Thankfully, we have lots and lots of days to live this life.  We don't have to do it all in one day.  We shouldn't expect to do it all in one day.  We shouldn't even want to do it all in one day!  If we could do everything in one day, what would be left for tomorrow?
So instead of feeling disappointed in ourselves, all we have to do is decide what we need most in this moment.  Or what we'd like most in this moment.

Not in an ever-seeking, never-finding way of "now This shall surely make me happy!", but rather a contemplation of what's best about this life, what's joyful in this life, what's magic in this life... and filling it up with moments of those things.
Not only allowing ourselves room for Joy, but insisting that Joy and bliss be a big part of our lives.
Lots of awe-filled, enchanted moments of "This is my beautiful, beautiful life."
Find joy in that.


  1. A lovely post.

    I've wasted many a precious hour/day/week fretting about all the things I'm NOT doing, while all the things I AM doing go unnoticed.

    Truth is, I make the choices I make for reasons sometimes I don't even understand. They may not always be the best choices, but most of the time they are ok. And that's good enough for me.

    (Haven't quite got to the song in my heart while scrubbing, but sometimes I simply decide not to scrub :) )

  2. Big Momma Frog - that cleaning is exactly what I'm talking about!

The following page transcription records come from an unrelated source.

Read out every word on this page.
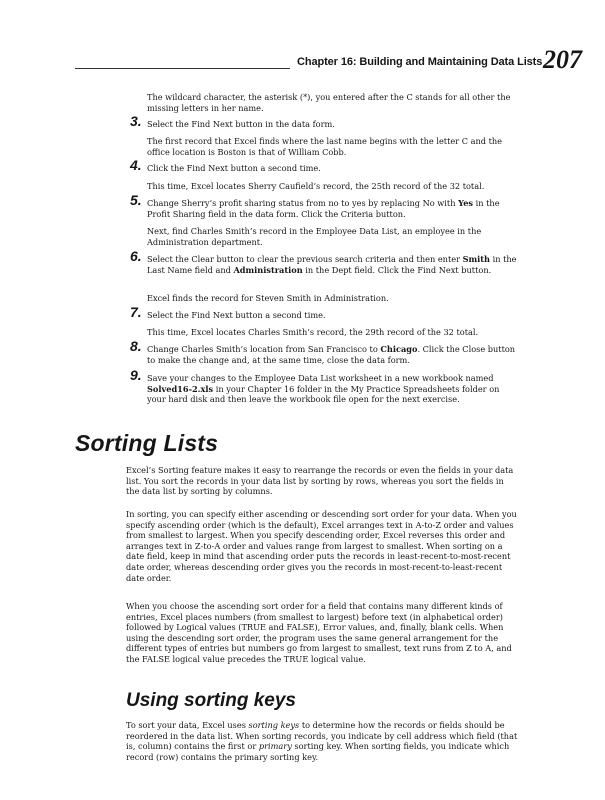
Chapter 16: Building and Maintaining Data Lists 207

The wildcard character, the asterisk (*), you entered after the C stands for all other the missing letters in her name.

3. Select the Find Next button in the data form.

The first record that Excel finds where the last name begins with the letter C and the office location is Boston is that of William Cobb.

4. Click the Find Next button a second time.

This time, Excel locates Sherry Caufield’s record, the 25th record of the 32 total.

5. Change Sherry’s profit sharing status from no to yes by replacing No with Yes in the Profit Sharing field in the data form. Click the Criteria button.

Next, find Charles Smith’s record in the Employee Data List, an employee in the Administration department.

6. Select the Clear button to clear the previous search criteria and then enter Smith in the Last Name field and Administration in the Dept field. Click the Find Next button.

Excel finds the record for Steven Smith in Administration.

7. Select the Find Next button a second time.

This time, Excel locates Charles Smith’s record, the 29th record of the 32 total.

8. Change Charles Smith’s location from San Francisco to Chicago. Click the Close button to make the change and, at the same time, close the data form.
9. Save your changes to the Employee Data List worksheet in a new workbook named Solved16-2.xls in your Chapter 16 folder in the My Practice Spreadsheets folder on your hard disk and then leave the workbook file open for the next exercise.
Sorting Lists

Excel’s Sorting feature makes it easy to rearrange the records or even the fields in your data list. You sort the records in your data list by sorting by rows, whereas you sort the fields in the data list by sorting by columns.

In sorting, you can specify either ascending or descending sort order for your data. When you specify ascending order (which is the default), Excel arranges text in A-to-Z order and values from smallest to largest. When you specify descending order, Excel reverses this order and arranges text in Z-to-A order and values range from largest to smallest. When sorting on a date field, keep in mind that ascending order puts the records in least-recent-to-most-recent date order, whereas descending order gives you the records in most-recent-to-least-recent date order.

When you choose the ascending sort order for a field that contains many different kinds of entries, Excel places numbers (from smallest to largest) before text (in alphabetical order) followed by Logical values (TRUE and FALSE), Error values, and, finally, blank cells. When using the descending sort order, the program uses the same general arrangement for the different types of entries but numbers go from largest to smallest, text runs from Z to A, and the FALSE logical value precedes the TRUE logical value.

Using sorting keys

To sort your data, Excel uses sorting keys to determine how the records or fields should be reordered in the data list. When sorting records, you indicate by cell address which field (that is, column) contains the first or primary sorting key. When sorting fields, you indicate which record (row) contains the primary sorting key.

Soooo much better to skip it than to do it and grump at everyone and feel resentful while doing it. Some days we wake up and can't wait to scrub and make things shine! Why not just do it then?? :)

  3. Beautiful reminder.
    "Not only allowing ourselves room for Joy, but insisting that Joy and bliss be a big part of our lives.
    Lots of awe-filled, enchanted moments of "This is my beautiful, beautiful life."
    Find joy in that. "
    Yes, this. Thank you.

  4. What a beautifully written post about the choices that are ours to make and how joy can be ours if we choose it!

  5. Love this post :-)
    Thank you.

  6. Beautiful! Thank you for this reminder!!

  7. I keep coming back to read this. The "thankfully" paragraph (2nd to last) is just so wise.

    Again. I l.o.v.e. what you've said, and *how* you've said it. A truly honest, beautiful, wise post. xo

  8. Penny - thank you so much.
    It really makes me sad when we feel that we're just not good enough.
    I understand striving to do better, the need for self-mastery, and having such a keen desire to live up to our ideals, but that doesn't mean that anyone else does it any better. That's why I detest the "supermom" thing so much. None of us are any better than the rest.

  9. A perfect way to put exactly how I'm trying to live my life. It's hard (though the idea is that it should be easy and natural, not hard). I love the idea of filling moments with the things you love.

  10. Another one to print and add to the collection.

    I am going to make "this is my beautiful, beautiful life" my mantra.

  11. Boy, did I need to read this! We have had alot going on in the past two years and I never feel I can keep up. I do grumble about the house now. :( How must that make everyone feel? I know how it makes me feel. And the truth? They don't need it clean spotless for them to be happy. That is me. I want it clean because I am the mama and I like the way it looks. Makes me think...maybe it isn't their bliss...just mine.

    So, I am repenting of the grumble time and fussing time about the house. I mean, they will help anyway, why tell everyone how unhappy I am?


Thanks so much for sharing your thoughts!